XI
М. О. Гершензону
Не довольно ли, дорогой друг мой, компрометировали мы себя, каждый по-своему: я – своим мистицизмом, вы – анархическим утопизмом и культурным нигилизмом, как обоих определило и осудило бы «компактное большинство» (словцо Ибсена) современных собраний и митингов. Не разойтись ли нам по своим углам и не затихнуть ли каждому на своей койке? «Как сердцу высказать себя? Другому как понять тебя? Поймет ли он, чем ты живешь? Мысль изреченная есть ложь»{85}. Я не люблю злоупотреблять этим грустным признанием Тютчева; мне хочется думать, что в нем запечатлелась не вечная правда, а основная ложь нашей расчлененной и разбросанной культурной эпохи, бессильной родить соборное сознание, эпохи, осуществляющей предпоследние выводы исконного греха «индивидуации»{86}, которыми отравлена вся историческая жизнь человечества – вся культура. Мы силимся преодолеть это смертное начало вседневно и всечасно непрерывным творчеством больших и малых культов, – каждый культ уже соборен, пока жив, хотя бы соединял троих только или двоих служителей, – и соборность вспыхивает на мгновенье и гаснет опять и не может многоголовая гидра раздираемой внутренним междоусобием культуры обратиться в согласный культ. Но жажда единения не должна все же соблазнять нас к уступчивости и соглашательству, то есть к внешнему установлению видимой и мнимой связи там, где не сплелись в одну сеть самые корни сознания и как бы кровеносные жилы духовных существ. В глубине глубин, нам не досягаемой, все мы – одна система вселенского кровообращения, питающая единое всечеловеческое сердце. Но не должно упреждать чувствования, данного нам только как отдаленное и смутное предчувствие, и подменить сокровенную святую реальность вымышленными ее подобиями. У нас двоих нет общего культа. Вам кажется, что забвение освобождает и живит, культурная же память порабощает и мертвит; я утверждаю, что освобождает память, порабощает и умерщвляет забвение. Я говорю о пути вверх, а вы говорите мне, что крылья духа обременены и разучились летать. «Уйдем», – приглашаете вы, а я отвечаю: «Некуда: от перемещения в той же плоскости ничего не изменится ни в природе плоскости, ни в природе движущегося тела»… Когда-то я пел:
Вам – пращуров деревья
И кладбищ теснота;
Нам вольные кочевья
Судила Красота.
Вседневная измена,
Вседневный новый стан…{87}
И тут же правдивая муза заставляла певца, мятежника против культурного предания, присовокупить:
Безвыходного плена
Блуждающий обман.
О, для культа должно покидать насиженные места и деревья пращуров:
Братья, уйдем в сумрак дубрав священных…
Чадам богов посох изгнанья легок,
Новой любви расцветший тирс…
Широка цветоносная земля и много светлых полян по ней
– ждут наших уст приникших
И с дифирамбом дружных ног…{88}
Так будет, дорогой друг мой, хотя и нет еще знамений такого обращения. Культура обратится в культ Бога и Земли. Но это будет чудом Памяти, – Перво-Памяти человечества. Внутренне культура не однородна, как не едина вечность, как множествен и состав человеческой личности.

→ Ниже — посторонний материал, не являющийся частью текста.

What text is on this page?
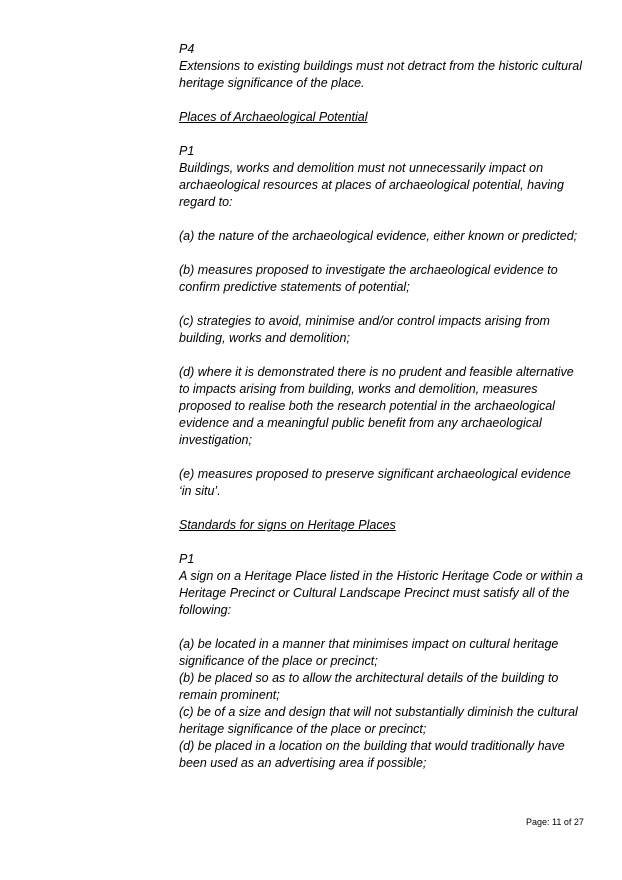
P4

Extensions to existing buildings must not detract from the historic cultural heritage significance of the place.

Places of Archaeological Potential

P1

Buildings, works and demolition must not unnecessarily impact on archaeological resources at places of archaeological potential, having regard to:

(a) the nature of the archaeological evidence, either known or predicted;

(b) measures proposed to investigate the archaeological evidence to confirm predictive statements of potential;

(c) strategies to avoid, minimise and/or control impacts arising from building, works and demolition;

(d) where it is demonstrated there is no prudent and feasible alternative to impacts arising from building, works and demolition, measures proposed to realise both the research potential in the archaeological evidence and a meaningful public benefit from any archaeological investigation;

(e) measures proposed to preserve significant archaeological evidence ‘in situ’.

Standards for signs on Heritage Places

P1

A sign on a Heritage Place listed in the Historic Heritage Code or within a Heritage Precinct or Cultural Landscape Precinct must satisfy all of the following:

(a) be located in a manner that minimises impact on cultural heritage significance of the place or precinct;

(b) be placed so as to allow the architectural details of the building to remain prominent;

(c) be of a size and design that will not substantially diminish the cultural heritage significance of the place or precinct;

(d) be placed in a location on the building that would traditionally have been used as an advertising area if possible;

Page: 11 of 27
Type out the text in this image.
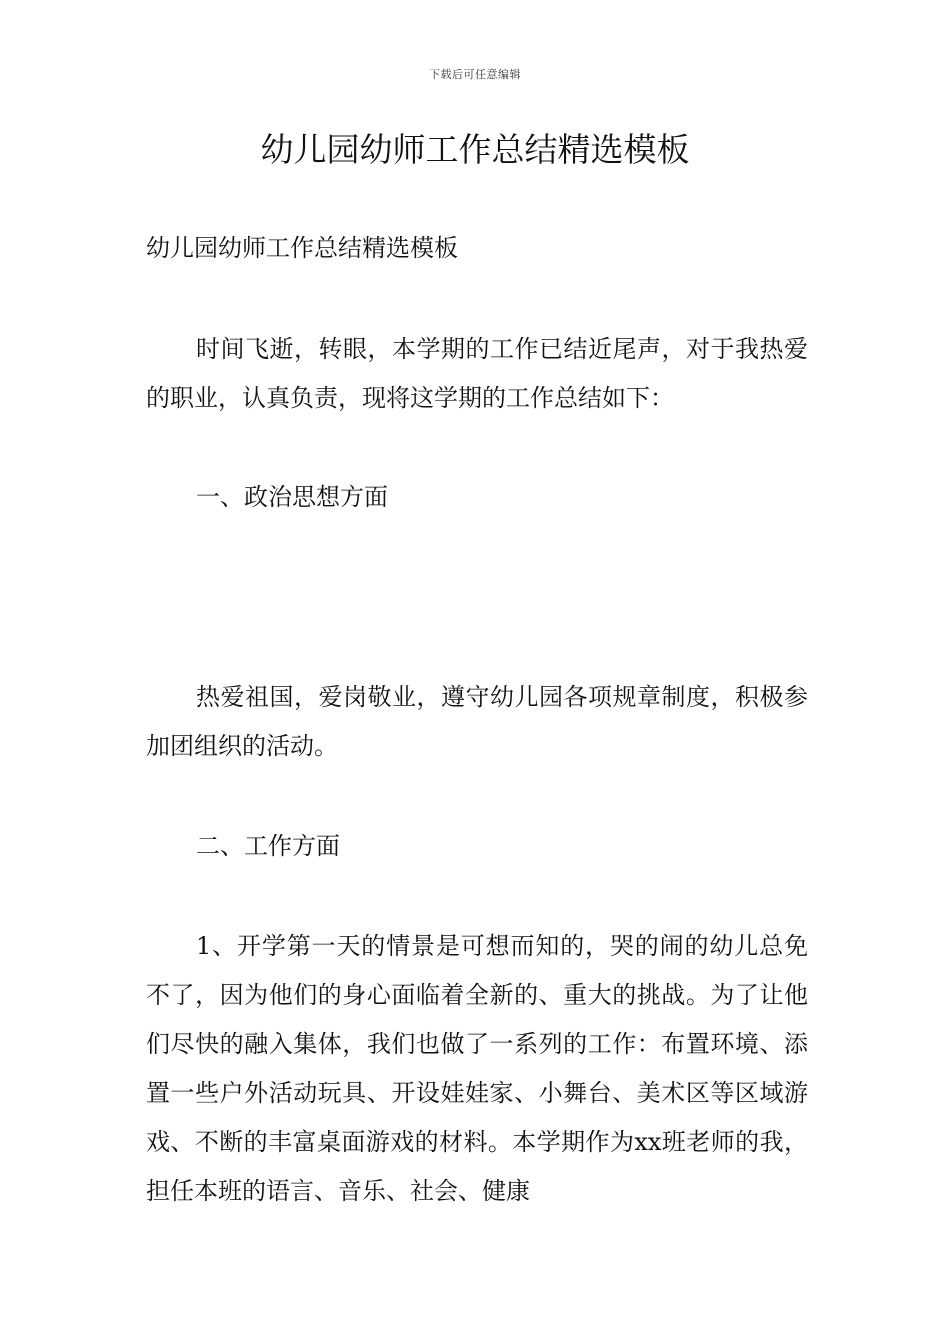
下载后可任意编辑
幼儿园幼师工作总结精选模板

幼儿园幼师工作总结精选模板

时间飞逝，转眼，本学期的工作已结近尾声，对于我热爱的职业，认真负责，现将这学期的工作总结如下：

一、政治思想方面

热爱祖国，爱岗敬业，遵守幼儿园各项规章制度，积极参加团组织的活动。

二、工作方面

1、开学第一天的情景是可想而知的，哭的闹的幼儿总免不了，因为他们的身心面临着全新的、重大的挑战。为了让他们尽快的融入集体，我们也做了一系列的工作：布置环境、添置一些户外活动玩具、开设娃娃家、小舞台、美术区等区域游戏、不断的丰富桌面游戏的材料。本学期作为xx班老师的我，担任本班的语言、音乐、社会、健康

Движутся в море глубоком моря, те к зарям, те – к закатам;
Поверх волны стремятся на полдень, ниже на полночь;
Разно текущих потоков не мало в темной пучине,
И в океане пурпурном подводные катятся реки.{89}
Так и в культуре есть сокровенное движение, влекущее нас к первоистокам жизни. Будет эпоха великого, радостного, все постигающего возврата. Тогда забьют промеж старых плит студеные ключи, и кусты роз прозябнут из серых гробниц. Но чтобы скорее дожить до этого дня, дальше и дальше надлежит идти, а не обращаться вспять: отступление только замедлило бы замкнутие кольца вечности.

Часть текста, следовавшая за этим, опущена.